The Metropolitan Police will undertake a fresh criminal investigation into phone hacking at the News of the World, announcing on Wednesday that the paper's publisher had provided it with "significant new information" regarding allegations against the tabloid.
Adding to an eventful week in the ongoing phone-hacking affair, News International revealed shortly afterward that it had sacked Ian Edmondson, a senior News of the World executive accused of having directed a private investigator to intercept voicemail messages.
In a statement, Scotland Yard said that the new investigation would take place alongside the Crown Prosecution Service's (CPS) recently-announced review of evidence from the original police investigation.
"The MPS has today (26 January) received significant new information from News International relating to allegations of phone hacking at the News of the World in 2005/06," the Met said.
"As a result, the MPS is launching a new investigation to consider this material. This work will be carried out by the Specialist Crime Directorate which has been investigating a related phone hacking allegation since September 2010."
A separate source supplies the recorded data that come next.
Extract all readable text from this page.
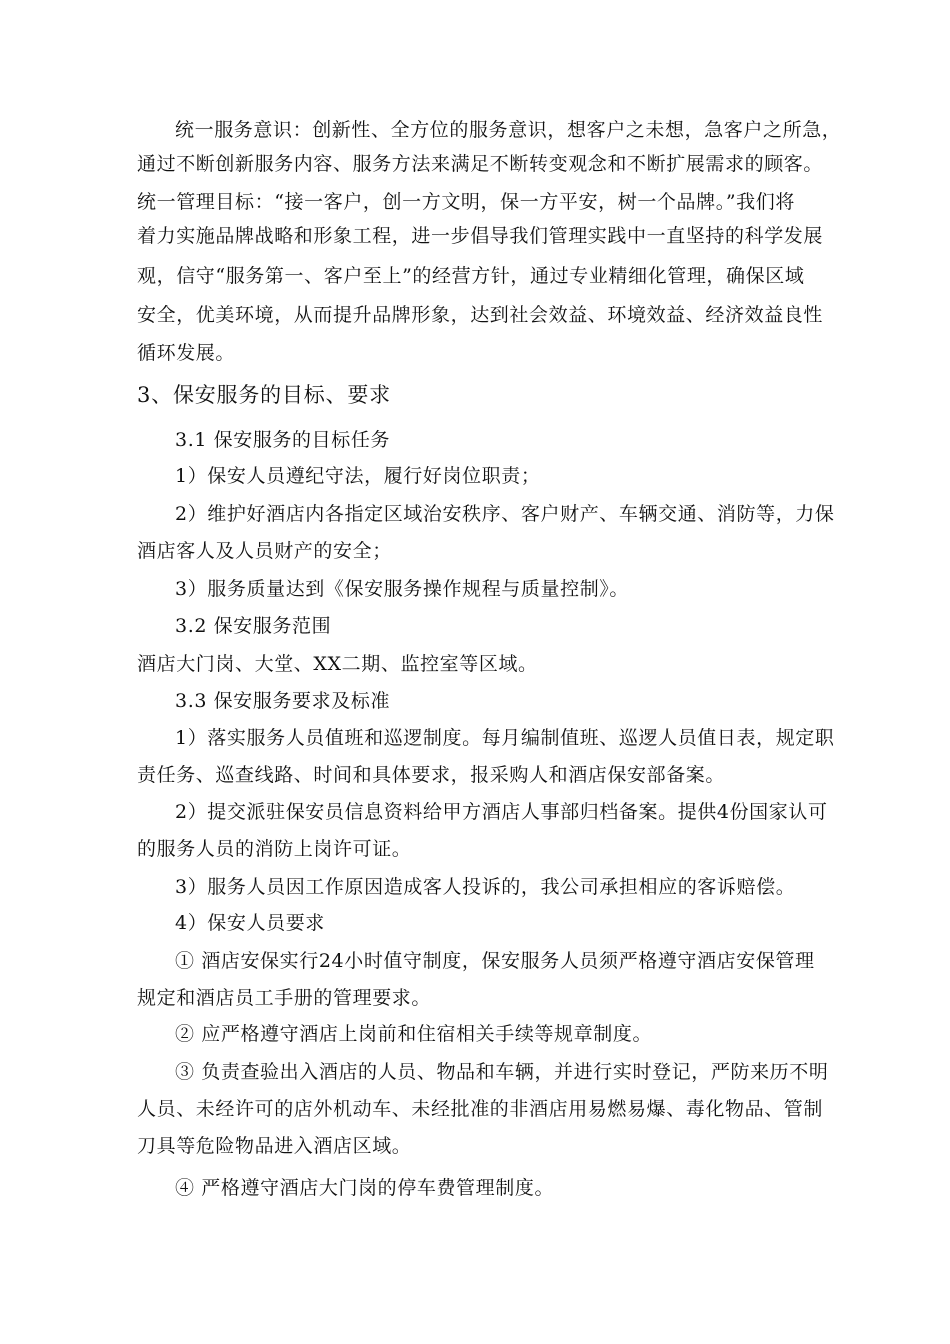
统一服务意识：创新性、全方位的服务意识，想客户之未想，急客户之所急，
通过不断创新服务内容、服务方法来满足不断转变观念和不断扩展需求的顾客。
统一管理目标：“接一客户，创一方文明，保一方平安，树一个品牌。”我们将
着力实施品牌战略和形象工程，进一步倡导我们管理实践中一直坚持的科学发展
观，信守“服务第一、客户至上”的经营方针，通过专业精细化管理，确保区域
安全，优美环境，从而提升品牌形象，达到社会效益、环境效益、经济效益良性
循环发展。
3、保安服务的目标、要求
3.1 保安服务的目标任务
1）保安人员遵纪守法，履行好岗位职责；
2）维护好酒店内各指定区域治安秩序、客户财产、车辆交通、消防等，力保
酒店客人及人员财产的安全；
3）服务质量达到《保安服务操作规程与质量控制》。
3.2 保安服务范围
酒店大门岗、大堂、XX二期、监控室等区域。
3.3 保安服务要求及标准
1）落实服务人员值班和巡逻制度。每月编制值班、巡逻人员值日表，规定职
责任务、巡查线路、时间和具体要求，报采购人和酒店保安部备案。
2）提交派驻保安员信息资料给甲方酒店人事部归档备案。提供4份国家认可
的服务人员的消防上岗许可证。
3）服务人员因工作原因造成客人投诉的，我公司承担相应的客诉赔偿。
4）保安人员要求
① 酒店安保实行24小时值守制度，保安服务人员须严格遵守酒店安保管理
规定和酒店员工手册的管理要求。
② 应严格遵守酒店上岗前和住宿相关手续等规章制度。
③ 负责查验出入酒店的人员、物品和车辆，并进行实时登记，严防来历不明
人员、未经许可的店外机动车、未经批准的非酒店用易燃易爆、毒化物品、管制
刀具等危险物品进入酒店区域。
④ 严格遵守酒店大门岗的停车费管理制度。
News International confirmed that it had supplied the Met with evidence obtained during an internal investigation into Edmondson's conduct at the tabloid, where he was the assistant editor for news.
"Mr Edmondson was suspended in December 2010 following a serious allegation. Material evidence found during the course of the subsequent investigation has led to Mr Edmondson's dismissal," the News Corporation subsidiary said in a statement.
"News International has informed the police, handed over the material it has found and will give its full cooperation going forward. News International reiterates that it will take swift and decisive action when we have proof of wrongdoing."
The BBC's Robert Peston said that the decision to fire Edmondson was made following the discovery of four emails indicating that he "had full knowledge of the illegal phone hacking activities" being undertaken by Mulcaire. Edmondson reportedly lied to News International when quizzed about the phone-hacking affair in the past.
The oncoming storm
Pressure on Edmondson mounted in December following the publication of court documents from a civil case being brought against the News of the World and the private investigator Glenn Mulcaire. Lawyers for the actor Sienna Miller used Mulcaire's notes to substantiate allegations that Edmondson had been instructing Mulcaire.
Mulcaire has lodged a statement at the High Court alleging that Edmondson gave him orders to hack phones at the News of the World.
The decision to terminate Edmondson's employment confirms that the News of the World and its owner have shifted their stance on illegal activities at the paper, having previously maintained that its former royal editor Clive Goodman - jailed alongside Mulcaire in 2007 - was a "rogue reporter".
Suspicions of widespread phone hacking at the tabloid have continued ever since the scandal emerged five years ago. The lack of further charges against employees of the News of the World in connection with illegal interceptions has not stopped a string of public figures commencing litigation against the paper's owner.
Last Friday, the lingering doubts brought about the resignation of Andy Coulson from his position as Prime Minister David Cameron's director of communications. Coulson served as the editor of the News of the World between 2003 and 2007, but has stated under oath that he knew nothing about phone hacking taking place during his tenure.